Ogden resident Jennie Taylor knows all too well the sacrifices military families have made, as she lost her husband, Maj. Brent Taylor, in Afghanistan in 2018.
“I’m sad my husband is dead, but I am very proud that he stood up for what he believed in, not only for his own rights as an American but the rights of all mankind,” Taylor said. “My husband didn’t die to protect me and my kids … he was there fighting for the freedom of the Afghanistan people.”
On Nov. 3, 2018, a member of the Afghan National Security Forces opened fire on friendly units at a base near Kabul, where Taylor, a member of the Utah Army National Guard and other service members were helping to train the Afghan commando units.
Taylor was killed and another service member was injured. During the combat, other Afghan forces returned fire killing the gunman.
U.S. Intelligence failed to “act swiftly enough” against the “radicalization” of the commando who was being trained by Taylor, according to a report obtained through a public record request by the Standard-Examiner newspaper in Ogden.

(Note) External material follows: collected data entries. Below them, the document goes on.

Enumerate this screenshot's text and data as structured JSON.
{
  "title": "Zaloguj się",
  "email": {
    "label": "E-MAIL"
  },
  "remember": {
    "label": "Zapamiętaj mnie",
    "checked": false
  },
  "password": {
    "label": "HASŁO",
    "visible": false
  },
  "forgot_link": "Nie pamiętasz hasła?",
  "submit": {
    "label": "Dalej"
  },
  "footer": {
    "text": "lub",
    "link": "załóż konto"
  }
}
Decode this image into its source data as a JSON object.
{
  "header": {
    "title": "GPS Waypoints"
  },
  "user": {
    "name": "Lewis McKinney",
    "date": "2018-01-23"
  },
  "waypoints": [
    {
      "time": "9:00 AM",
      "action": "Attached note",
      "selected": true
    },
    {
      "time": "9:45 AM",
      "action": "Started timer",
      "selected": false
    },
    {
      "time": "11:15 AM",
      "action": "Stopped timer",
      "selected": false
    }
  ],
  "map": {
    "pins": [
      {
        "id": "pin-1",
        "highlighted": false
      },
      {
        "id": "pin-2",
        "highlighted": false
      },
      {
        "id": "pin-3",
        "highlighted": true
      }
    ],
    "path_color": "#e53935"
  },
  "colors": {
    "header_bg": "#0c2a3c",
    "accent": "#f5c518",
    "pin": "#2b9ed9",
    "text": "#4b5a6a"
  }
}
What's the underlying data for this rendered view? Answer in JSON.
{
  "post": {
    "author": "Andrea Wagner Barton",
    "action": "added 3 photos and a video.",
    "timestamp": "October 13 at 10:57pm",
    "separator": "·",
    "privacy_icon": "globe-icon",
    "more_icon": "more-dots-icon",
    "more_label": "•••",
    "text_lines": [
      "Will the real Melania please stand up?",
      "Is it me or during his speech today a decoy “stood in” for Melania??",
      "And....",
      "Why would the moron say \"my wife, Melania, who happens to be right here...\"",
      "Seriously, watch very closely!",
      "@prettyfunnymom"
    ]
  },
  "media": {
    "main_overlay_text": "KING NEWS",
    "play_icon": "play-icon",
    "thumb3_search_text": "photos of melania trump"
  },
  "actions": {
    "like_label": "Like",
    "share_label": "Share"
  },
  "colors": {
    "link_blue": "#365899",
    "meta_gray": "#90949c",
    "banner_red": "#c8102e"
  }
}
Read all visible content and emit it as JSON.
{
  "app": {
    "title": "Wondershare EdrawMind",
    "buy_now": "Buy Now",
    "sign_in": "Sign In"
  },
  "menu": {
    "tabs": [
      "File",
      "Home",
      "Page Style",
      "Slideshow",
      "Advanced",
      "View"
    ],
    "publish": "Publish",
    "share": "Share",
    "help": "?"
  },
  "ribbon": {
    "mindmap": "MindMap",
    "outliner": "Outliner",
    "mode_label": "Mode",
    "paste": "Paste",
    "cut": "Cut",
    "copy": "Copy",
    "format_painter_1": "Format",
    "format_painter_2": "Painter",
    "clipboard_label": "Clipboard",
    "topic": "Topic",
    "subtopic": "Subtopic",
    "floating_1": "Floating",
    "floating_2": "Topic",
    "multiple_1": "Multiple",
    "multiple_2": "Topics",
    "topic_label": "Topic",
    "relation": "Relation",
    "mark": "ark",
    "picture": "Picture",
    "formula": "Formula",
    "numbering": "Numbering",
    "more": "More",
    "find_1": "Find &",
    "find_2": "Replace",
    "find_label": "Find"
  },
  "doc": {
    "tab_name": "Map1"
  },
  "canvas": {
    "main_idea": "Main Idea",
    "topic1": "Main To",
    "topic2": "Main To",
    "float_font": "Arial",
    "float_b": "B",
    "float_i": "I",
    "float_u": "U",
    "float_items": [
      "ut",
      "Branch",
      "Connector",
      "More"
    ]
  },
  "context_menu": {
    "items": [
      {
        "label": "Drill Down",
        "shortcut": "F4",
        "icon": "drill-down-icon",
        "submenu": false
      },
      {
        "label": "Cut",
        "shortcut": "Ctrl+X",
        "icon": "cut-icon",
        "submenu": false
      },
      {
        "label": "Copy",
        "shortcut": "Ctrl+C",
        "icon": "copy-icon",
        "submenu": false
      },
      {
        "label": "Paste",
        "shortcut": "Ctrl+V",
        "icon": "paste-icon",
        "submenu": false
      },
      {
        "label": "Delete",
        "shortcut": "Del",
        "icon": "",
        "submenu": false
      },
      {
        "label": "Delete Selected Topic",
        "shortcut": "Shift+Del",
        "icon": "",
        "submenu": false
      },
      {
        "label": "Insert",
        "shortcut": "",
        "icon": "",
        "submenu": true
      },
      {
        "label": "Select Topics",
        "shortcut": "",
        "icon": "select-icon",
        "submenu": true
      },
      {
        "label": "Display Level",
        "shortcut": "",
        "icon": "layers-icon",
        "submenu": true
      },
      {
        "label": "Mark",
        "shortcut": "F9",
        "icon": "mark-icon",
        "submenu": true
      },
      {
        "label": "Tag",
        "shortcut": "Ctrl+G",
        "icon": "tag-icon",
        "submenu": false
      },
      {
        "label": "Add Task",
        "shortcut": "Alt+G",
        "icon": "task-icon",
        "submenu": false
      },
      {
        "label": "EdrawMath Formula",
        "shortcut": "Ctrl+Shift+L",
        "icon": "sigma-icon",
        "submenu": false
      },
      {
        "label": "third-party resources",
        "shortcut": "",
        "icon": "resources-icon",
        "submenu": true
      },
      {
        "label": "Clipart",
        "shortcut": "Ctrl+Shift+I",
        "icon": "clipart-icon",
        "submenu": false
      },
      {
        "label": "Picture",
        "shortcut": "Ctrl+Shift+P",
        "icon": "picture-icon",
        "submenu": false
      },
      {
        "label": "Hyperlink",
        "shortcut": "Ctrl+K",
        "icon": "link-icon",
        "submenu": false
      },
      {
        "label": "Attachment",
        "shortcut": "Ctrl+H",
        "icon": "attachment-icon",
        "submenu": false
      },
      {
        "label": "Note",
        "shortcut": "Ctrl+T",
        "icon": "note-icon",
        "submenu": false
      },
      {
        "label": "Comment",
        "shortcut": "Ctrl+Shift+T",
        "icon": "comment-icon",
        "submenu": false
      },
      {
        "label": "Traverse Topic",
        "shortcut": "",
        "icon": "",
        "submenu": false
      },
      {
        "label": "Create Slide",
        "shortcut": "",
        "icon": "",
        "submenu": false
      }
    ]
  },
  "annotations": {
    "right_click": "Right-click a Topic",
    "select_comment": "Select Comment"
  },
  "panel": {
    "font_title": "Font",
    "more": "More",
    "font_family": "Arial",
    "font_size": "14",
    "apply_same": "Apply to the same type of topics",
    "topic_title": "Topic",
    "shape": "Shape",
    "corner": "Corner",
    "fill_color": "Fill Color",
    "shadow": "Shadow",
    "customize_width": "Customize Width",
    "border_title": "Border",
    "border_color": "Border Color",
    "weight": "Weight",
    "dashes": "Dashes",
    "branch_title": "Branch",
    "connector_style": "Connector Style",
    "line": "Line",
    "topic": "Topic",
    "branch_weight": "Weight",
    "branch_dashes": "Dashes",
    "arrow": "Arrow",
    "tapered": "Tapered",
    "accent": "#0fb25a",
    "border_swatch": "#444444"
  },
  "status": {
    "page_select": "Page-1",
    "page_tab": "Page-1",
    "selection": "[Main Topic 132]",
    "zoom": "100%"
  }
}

Taylor had served in the Utah Army National Guard for more than 15 years, of which at least seven years were on active duty.
He served two tours in Iraq, where he worked as a convoy security commander and later as an advisor to an Iraqi national intelligence agency, and another two tours in Afghanistan, where he worked as a combat advisor to the Afghan Border Police.
Because of his service, Taylor was a recipient of the Bronze Star Medal, the Purple Heart with Oak Leaf Cluster, Meritorious Service Medal and the Army Commendation Medal.
Jennie Taylor was the driving force behind Utah’s first Gold Star Memorial.
“People need a gentle reminder of the sacrifice everyone makes, and that’s what these memorials are all about,” she said. “My hope is that someone else, someplace else sees the newspaper articles like the one in the St. George News and it creates a ripple effect to inspire other communities to put a memorial in their town.”
Since World War I, more than 623,000 service members have died in combat.
According to the United States Department of Defense, more than 7,000 Americans have been killed in combat during the wars in Afghanistan and Iraq since Sept. 11, 2001, with more than 16,000 military members dying of other causes.
The focus of Gold Star Memorials, Taylor said, is to preserve the memory of the loved ones lost and bring a degree of closure to the families and comfort to their communities knowing they have not been forgotten.
“Not everyone knows what a gold star means anymore,” Taylor said. “The idea of the monument is to start a conversation. My hope is people will see the monument … and remember. Let’s teach our children to respect and appreciate the fact that our servicemen and women are still dying to this day to protect freedom.”